L’examen des structures et niveaux d’investissement du Japon dans le domaine des nanotechnologies est intéressant à plus d’un titre. Tout d’abord, le pays est réputé pour l’état d’avancement de sa R&D, tout particulièrement dans les domaines civil et commercial. Ensuite, le pays est parvenu à maintenir un haut niveau d’investissement malgré la crise économique qui a frappé son économie durant les années 1990. En 1995, le Japon adopte une loi-cadre sur l’organisation de la science et de la technologie. Le but recherché par cette réforme est d’amener le Japon au premier plan scientifique et technologique mondiale. Aujourd’hui encore, le Japon entend rester en tête des investissements mondiaux dans ce secteur et, tout particulièrement, dans le domaine des nanotechnologies. Les NST représentent, en effet, pour les pouvoirs publics nippons l’une des principales garanties qui devraient permettre au pays de s’inscrire dans la nouvelle révolution industrielle du 21ème siècle. Cette volonté à toute épreuve, qui puise ses racines dans l’histoire de l’archipel depuis l’ère Meiji, risque, cependant d’être remise en cause du fait de la plausibilité d’une forte aggravation d’un ensemble de paramètres sociaux, démographiques et financiers.

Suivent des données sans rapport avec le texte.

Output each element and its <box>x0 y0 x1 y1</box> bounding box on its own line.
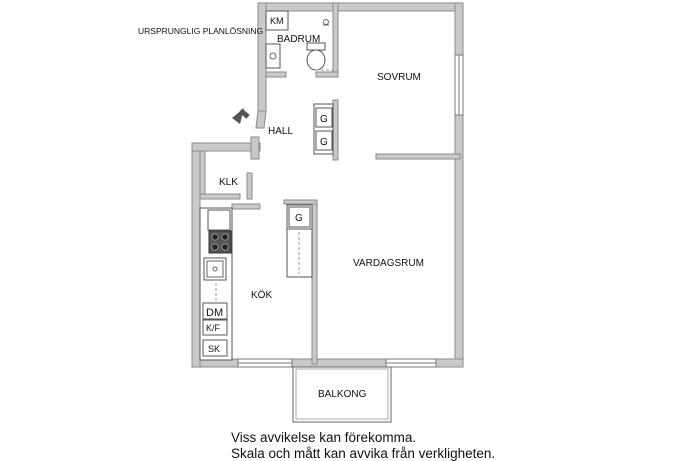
wardrobe-g3-label: G <box>295 213 303 224</box>
windows <box>238 55 463 367</box>
kitchen-fixtures <box>200 208 232 360</box>
stove-icon <box>209 231 231 253</box>
wardrobes <box>287 104 333 277</box>
wardrobe-g1-label: G <box>320 114 328 125</box>
room-label-hall: HALL <box>268 126 294 137</box>
entrance-arrow-icon <box>232 108 250 124</box>
km-label: KM <box>270 16 284 26</box>
dm-label: DM <box>206 307 224 319</box>
room-label-balkong: BALKONG <box>318 389 367 400</box>
room-label-vardagsrum: VARDAGSRUM <box>353 258 424 269</box>
wardrobe-g2-label: G <box>320 137 328 148</box>
sk-label: SK <box>208 344 221 354</box>
disclaimer-line-2: Skala och mått kan avvika från verkligheten. <box>231 446 496 461</box>
plan-title: URSPRUNGLIG PLANLÖSNING <box>138 26 264 36</box>
room-label-kok: KÖK <box>251 290 273 301</box>
room-label-sovrum: SOVRUM <box>377 72 421 83</box>
disclaimer-line-1: Viss avvikelse kan förekomma. <box>231 430 417 445</box>
kf-label: K/F <box>206 323 221 333</box>
interior-walls <box>200 3 460 364</box>
room-label-badrum: BADRUM <box>277 34 321 45</box>
room-label-klk: KLK <box>219 177 238 188</box>
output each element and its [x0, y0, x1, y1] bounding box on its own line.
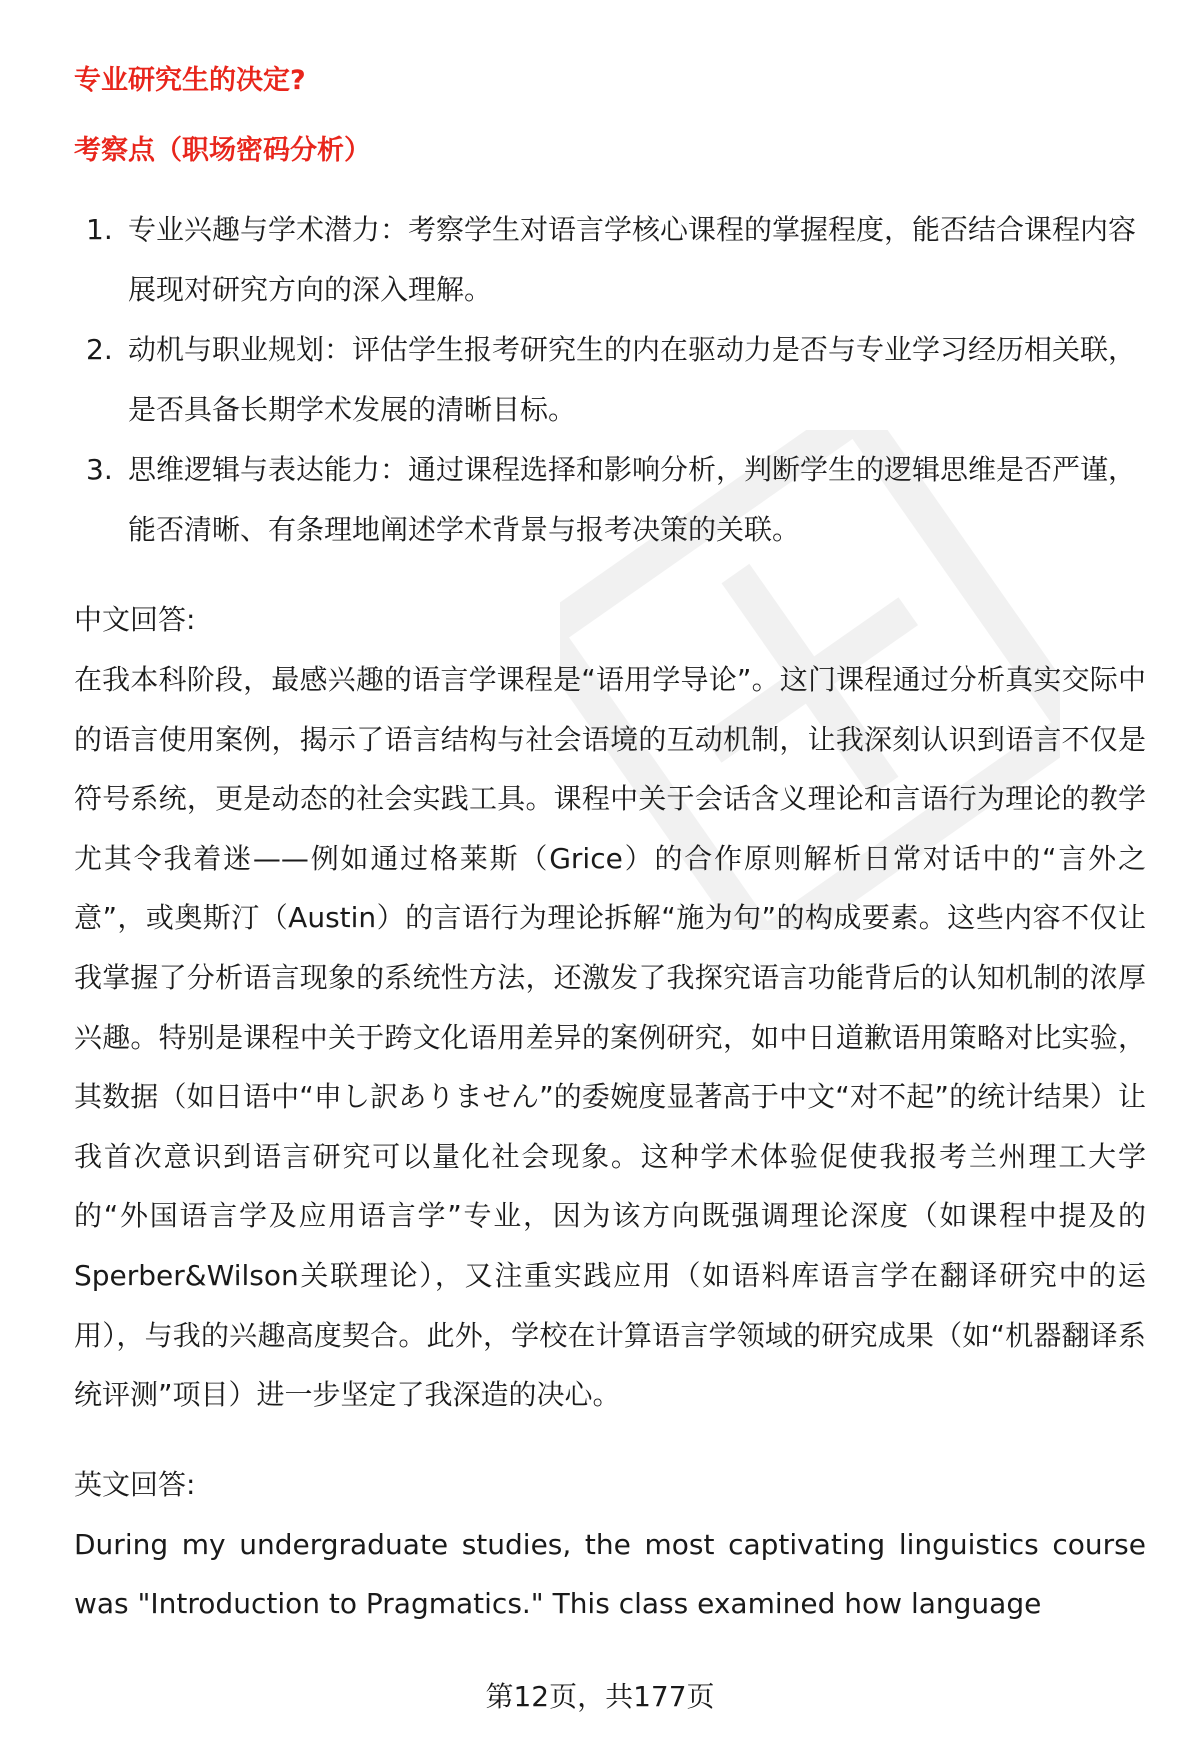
- list-item: [74, 200, 1146, 320]
- page-number-footer: 第12页，共177页: [485, 1680, 715, 1713]
- page-content: [74, 56, 1146, 1633]
- question-tail: 专业研究生的决定?: [74, 65, 306, 96]
- list-number: 1.: [86, 213, 113, 246]
- chinese-answer-text: 在我本科阶段，最感兴趣的语言学课程是“语用学导论”。这门课程通过分析真实交际中的语言使用案例，揭示了语言结构与社会语境的互动机制，让我深刻认识到语言不仅是符号系统，更是动态的社会实践工具。课程中关于会话含义理论和言语行为理论的教学尤其令我着迷——例如通过格莱斯（Grice）的合作原则解析日常对话中的“言外之意”，或奥斯汀（Austin）的言语行为理论拆解“施为句”的构成要素。这些内容不仅让我掌握了分析语言现象的系统性方法，还激发了我探究语言功能背后的认知机制的浓厚兴趣。特别是课程中关于跨文化语用差异的案例研究，如中日道歉语用策略对比实验，其数据（如日语中“申し訳ありません”的委婉度显著高于中文“对不起”的统计结果）让我首次意识到语言研究可以量化社会现象。这种学术体验促使我报考兰州理工大学的“外国语言学及应用语言学”专业，因为该方向既强调理论深度（如课程中提及的Sperber&Wilson关联理论），又注重实践应用（如语料库语言学在翻译研究中的运用），与我的兴趣高度契合。此外，学校在计算语言学领域的研究成果（如“机器翻译系统评测”项目）进一步坚定了我深造的决心。: [74, 663, 1146, 1412]
- english-answer-text: During my undergraduate studies, the most captivating linguistics course was "Introduction to Pragmatics." This class examined how language: [74, 1527, 1146, 1620]
- list-text: 专业兴趣与学术潜力：考察学生对语言学核心课程的掌握程度，能否结合课程内容展现对研究方向的深入理解。: [128, 213, 1137, 306]
- focus-title: 考察点（职场密码分析）: [74, 135, 371, 166]
- list-text: 动机与职业规划：评估学生报考研究生的内在驱动力是否与专业学习经历相关联，是否具备长期学术发展的清晰目标。: [128, 333, 1137, 426]
- focus-points-list: [74, 200, 1146, 560]
- english-answer-label: 英文回答:: [74, 1467, 196, 1501]
- list-item: [74, 320, 1146, 440]
- list-number: 3.: [86, 453, 113, 486]
- list-number: 2.: [86, 333, 113, 366]
- chinese-answer-label: 中文回答:: [74, 603, 196, 636]
- list-item: [74, 440, 1146, 560]
- list-text: 思维逻辑与表达能力：通过课程选择和影响分析，判断学生的逻辑思维是否严谨，能否清晰、有条理地阐述学术背景与报考决策的关联。: [128, 453, 1137, 546]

Les années 1990, marquées par une crise économique nationale structurelle profonde, assistent, pourtant, au démarrage d’un vaste processus d’investissement continuel et progressif dans le domaine des nanotechnologies. Les décisions prises par le gouvernement nippon, à l’époque, avaient, comme nous le savons, intrigué les autorités américaines et, plus particulièrement, le WTEC. Le véritable coup d’accélérateur en faveur des nanotechnologies interviendra, toutefois, au lendemain de l’adoption par les Etats-Unis, de la NNI. Parmi les traits communs existant entre les Etats-Unis et le Japon, il convient de mettre en lumière le haut niveau de responsabilité politique auquel est attachée la politique scientifique de chacun de ces pays. Tout comme les Etats-Unis où l’OSTP se trouve intégré à la Maison Blanche, le Conseil pour la politique scientifique et technologique (CSTP) du Japon est présidé par le Premier ministre lui-même. Les projets technologiques – incluant, donc, les nanotechnologies – sont placés sous la responsabilité de gestion de trois grands ministères : le MEXT (Ministère de l’Education, de la Culture, des Sports, de la Science et de la Technologie), le METI (Ministère de l’Economie, du Commerce et de l’Industrie) et le MPHPT (Ministère du Management Public, de l’Intérieur, des Postes et des Télécommunications).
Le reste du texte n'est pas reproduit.